The largest network components fracture during the seizure. A, The average number of connected components (adjusted for differences in subjects) increases during the course of a seizure; points plotted in red indicate a statistically significant increase from the preictal value (number of networks per interval same as in Fig. 1; see Materials and Methods). B, The average percentage of nodes in the largest connected component (red, Max), in trivial components (green, =1), and in other connected components (blue, >1) for the population of subjects and adjusted for differences in subjects. After ictal onset, nodes leave the largest component and become isolated or join other connected components. C, Examples of connected components during early ictal (top row), middle ictal (middle row), and late ictal (bottom row) intervals for a single subject and seizure. Each circle indicates an electrode (including both those on the cortical surface or subcortical) oriented to match surgical placement, and each black line indicates an edge. The electrode colors signify components: all electrodes of the same color belong to the same component, red denotes the largest component, and gray denotes single (isolated) electrodes. During the middle seizure interval, the largest component shrinks as more nontrivial components appear compared with the early and late ictal intervals.

Figure 3.

The topological properties of the dominant subnetwork evolve during the seizure. We plot the scaled characteristic path length [L/L(0), dashed curve] and scaled clustering coefficient [C/C(0), solid curve] for each interval (adjusted for differences in subjects and with the same number of networks per interval as in Fig. 1). Values that increase or decrease significantly from the preictal level are indicated in gray. For all intervals considered, the networks are approximately small-world.
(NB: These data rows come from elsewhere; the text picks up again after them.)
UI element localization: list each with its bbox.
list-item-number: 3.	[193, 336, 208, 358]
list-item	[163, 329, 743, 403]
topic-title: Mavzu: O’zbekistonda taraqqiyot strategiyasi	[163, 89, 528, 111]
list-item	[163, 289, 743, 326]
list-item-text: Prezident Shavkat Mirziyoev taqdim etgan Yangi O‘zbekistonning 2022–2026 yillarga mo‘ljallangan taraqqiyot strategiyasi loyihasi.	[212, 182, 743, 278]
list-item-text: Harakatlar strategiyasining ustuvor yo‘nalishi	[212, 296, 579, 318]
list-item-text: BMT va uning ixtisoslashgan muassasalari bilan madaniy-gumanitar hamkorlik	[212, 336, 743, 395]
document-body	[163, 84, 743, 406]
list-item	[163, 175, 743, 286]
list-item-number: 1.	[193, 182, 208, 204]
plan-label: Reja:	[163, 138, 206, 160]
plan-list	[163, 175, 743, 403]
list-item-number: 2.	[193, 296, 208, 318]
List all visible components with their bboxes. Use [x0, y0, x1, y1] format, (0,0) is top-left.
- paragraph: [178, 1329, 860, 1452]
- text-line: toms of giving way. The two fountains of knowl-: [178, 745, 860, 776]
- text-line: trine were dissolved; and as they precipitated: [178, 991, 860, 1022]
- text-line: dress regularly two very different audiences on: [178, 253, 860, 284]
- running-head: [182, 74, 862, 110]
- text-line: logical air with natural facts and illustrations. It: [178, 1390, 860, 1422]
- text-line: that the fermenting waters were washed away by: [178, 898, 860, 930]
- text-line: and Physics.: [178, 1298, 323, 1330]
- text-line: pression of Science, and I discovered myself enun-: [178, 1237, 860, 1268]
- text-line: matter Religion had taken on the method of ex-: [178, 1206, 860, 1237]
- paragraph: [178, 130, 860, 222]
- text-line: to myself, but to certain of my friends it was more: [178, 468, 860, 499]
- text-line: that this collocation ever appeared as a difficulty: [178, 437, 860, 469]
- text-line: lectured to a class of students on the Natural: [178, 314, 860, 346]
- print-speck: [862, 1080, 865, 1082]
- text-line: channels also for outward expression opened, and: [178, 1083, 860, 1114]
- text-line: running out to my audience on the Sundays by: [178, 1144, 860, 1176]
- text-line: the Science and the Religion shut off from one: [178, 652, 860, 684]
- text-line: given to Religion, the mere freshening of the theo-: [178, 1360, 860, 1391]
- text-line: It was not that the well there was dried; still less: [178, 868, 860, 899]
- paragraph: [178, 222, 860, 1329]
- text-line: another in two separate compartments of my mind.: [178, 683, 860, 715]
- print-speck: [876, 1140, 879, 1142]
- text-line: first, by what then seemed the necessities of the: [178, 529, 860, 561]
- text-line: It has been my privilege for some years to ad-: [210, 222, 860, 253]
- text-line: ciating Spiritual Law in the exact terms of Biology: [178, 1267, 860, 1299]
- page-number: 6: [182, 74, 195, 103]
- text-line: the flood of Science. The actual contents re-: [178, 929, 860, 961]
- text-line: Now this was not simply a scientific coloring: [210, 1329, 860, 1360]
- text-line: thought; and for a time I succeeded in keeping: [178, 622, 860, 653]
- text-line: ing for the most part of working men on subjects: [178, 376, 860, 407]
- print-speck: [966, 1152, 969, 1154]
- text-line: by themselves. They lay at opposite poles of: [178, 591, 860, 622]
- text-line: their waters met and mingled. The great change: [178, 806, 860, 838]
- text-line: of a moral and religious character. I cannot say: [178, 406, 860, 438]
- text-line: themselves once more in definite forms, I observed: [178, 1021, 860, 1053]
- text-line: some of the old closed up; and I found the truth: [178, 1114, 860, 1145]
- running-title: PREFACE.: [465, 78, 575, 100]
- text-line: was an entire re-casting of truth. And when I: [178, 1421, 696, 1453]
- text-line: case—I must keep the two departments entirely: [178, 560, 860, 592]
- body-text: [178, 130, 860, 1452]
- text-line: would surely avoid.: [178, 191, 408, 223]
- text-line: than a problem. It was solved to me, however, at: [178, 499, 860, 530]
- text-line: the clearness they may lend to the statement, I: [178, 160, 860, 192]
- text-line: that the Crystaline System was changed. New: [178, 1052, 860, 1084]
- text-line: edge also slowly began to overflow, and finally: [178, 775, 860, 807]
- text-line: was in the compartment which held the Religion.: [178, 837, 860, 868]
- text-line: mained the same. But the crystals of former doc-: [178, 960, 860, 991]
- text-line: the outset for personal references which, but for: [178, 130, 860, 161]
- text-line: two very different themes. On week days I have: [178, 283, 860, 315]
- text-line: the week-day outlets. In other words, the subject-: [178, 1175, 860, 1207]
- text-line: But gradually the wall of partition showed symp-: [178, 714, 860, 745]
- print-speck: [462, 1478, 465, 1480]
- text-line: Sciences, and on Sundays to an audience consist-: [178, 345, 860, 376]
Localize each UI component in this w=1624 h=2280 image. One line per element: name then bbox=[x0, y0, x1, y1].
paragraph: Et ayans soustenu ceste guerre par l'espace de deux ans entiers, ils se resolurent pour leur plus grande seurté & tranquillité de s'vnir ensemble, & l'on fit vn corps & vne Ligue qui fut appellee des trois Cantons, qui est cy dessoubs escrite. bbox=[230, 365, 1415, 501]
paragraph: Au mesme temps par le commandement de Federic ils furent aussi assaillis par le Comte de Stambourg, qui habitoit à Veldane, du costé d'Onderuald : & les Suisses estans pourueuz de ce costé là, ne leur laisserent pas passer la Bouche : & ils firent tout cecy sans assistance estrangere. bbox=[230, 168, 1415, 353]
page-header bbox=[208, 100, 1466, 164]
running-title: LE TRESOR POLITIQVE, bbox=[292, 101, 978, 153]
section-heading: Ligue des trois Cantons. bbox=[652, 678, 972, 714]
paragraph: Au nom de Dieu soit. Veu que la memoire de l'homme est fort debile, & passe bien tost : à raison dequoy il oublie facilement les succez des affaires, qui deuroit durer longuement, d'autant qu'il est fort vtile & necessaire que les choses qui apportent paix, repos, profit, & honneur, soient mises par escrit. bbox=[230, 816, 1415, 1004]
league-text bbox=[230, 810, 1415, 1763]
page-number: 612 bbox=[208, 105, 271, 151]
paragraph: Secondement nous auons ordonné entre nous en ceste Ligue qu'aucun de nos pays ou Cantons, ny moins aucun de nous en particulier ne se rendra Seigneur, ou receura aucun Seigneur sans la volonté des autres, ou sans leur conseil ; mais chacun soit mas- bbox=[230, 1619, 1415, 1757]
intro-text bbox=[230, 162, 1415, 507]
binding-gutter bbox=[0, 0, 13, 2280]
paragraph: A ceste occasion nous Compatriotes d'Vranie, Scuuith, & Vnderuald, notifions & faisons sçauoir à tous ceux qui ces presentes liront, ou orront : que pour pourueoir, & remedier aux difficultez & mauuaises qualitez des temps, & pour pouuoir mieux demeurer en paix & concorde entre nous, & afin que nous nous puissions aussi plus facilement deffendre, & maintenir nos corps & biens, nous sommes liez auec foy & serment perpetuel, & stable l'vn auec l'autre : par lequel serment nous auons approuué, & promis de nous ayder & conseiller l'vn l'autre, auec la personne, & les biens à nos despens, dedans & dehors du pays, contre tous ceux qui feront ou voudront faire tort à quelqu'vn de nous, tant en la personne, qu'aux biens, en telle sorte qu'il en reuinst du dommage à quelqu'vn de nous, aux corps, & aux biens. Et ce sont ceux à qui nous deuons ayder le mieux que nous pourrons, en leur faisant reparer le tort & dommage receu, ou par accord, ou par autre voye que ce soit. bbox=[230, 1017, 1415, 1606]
During the seizure, both measures tend to increase and the networks therefore become more regular. Just before seizure termination (interval I10), both measures decrease and the networks acquire a more random configuration.

Figure 4.

Networks become more similar during, and between, seizures. A, Two examples of networks from a preictal interval (unshaded) and ictal interval (shaded) from two different seizures of a single subject. Visual inspection suggests that the ictal networks are more similar both within each seizure (i.e., within each shaded region) and between the two seizures (i.e., between the 2 shaded regions) compared with the preictal networks. The arched (straight) lines indicate example intra-seizure (inter-seizure) comparisons. B, The similarity between networks within each interval of the same seizure (i.e., intra-seizure similarity, solid curve) and between intervals of different seizures from the same subject (i.e., the inter-seizure similarity, dashed curve). The intra-seizure similarity increases during seizure; networks become more similar within ictal intervals compared with preictal intervals. The inter-seizure similarity, which compares networks from the same interval but different seizures of a subject, also increases during seizure. For both curves, circles denote the mean value (n = {82059, 10222, 30666}) of intra-seizure comparisons for the preictal, ictal, and postictal intervals, respectively, and n = {277537, 40169, and 120507} inter-seizure comparisons for the preictal, ictal, and postictal intervals, respectively, adjusted for differences in subjects; the vertical lines denoting the SE are no larger than the black or gray circles. Statistically significant changes from the preictal value are indicated in gray (see Materials and Methods).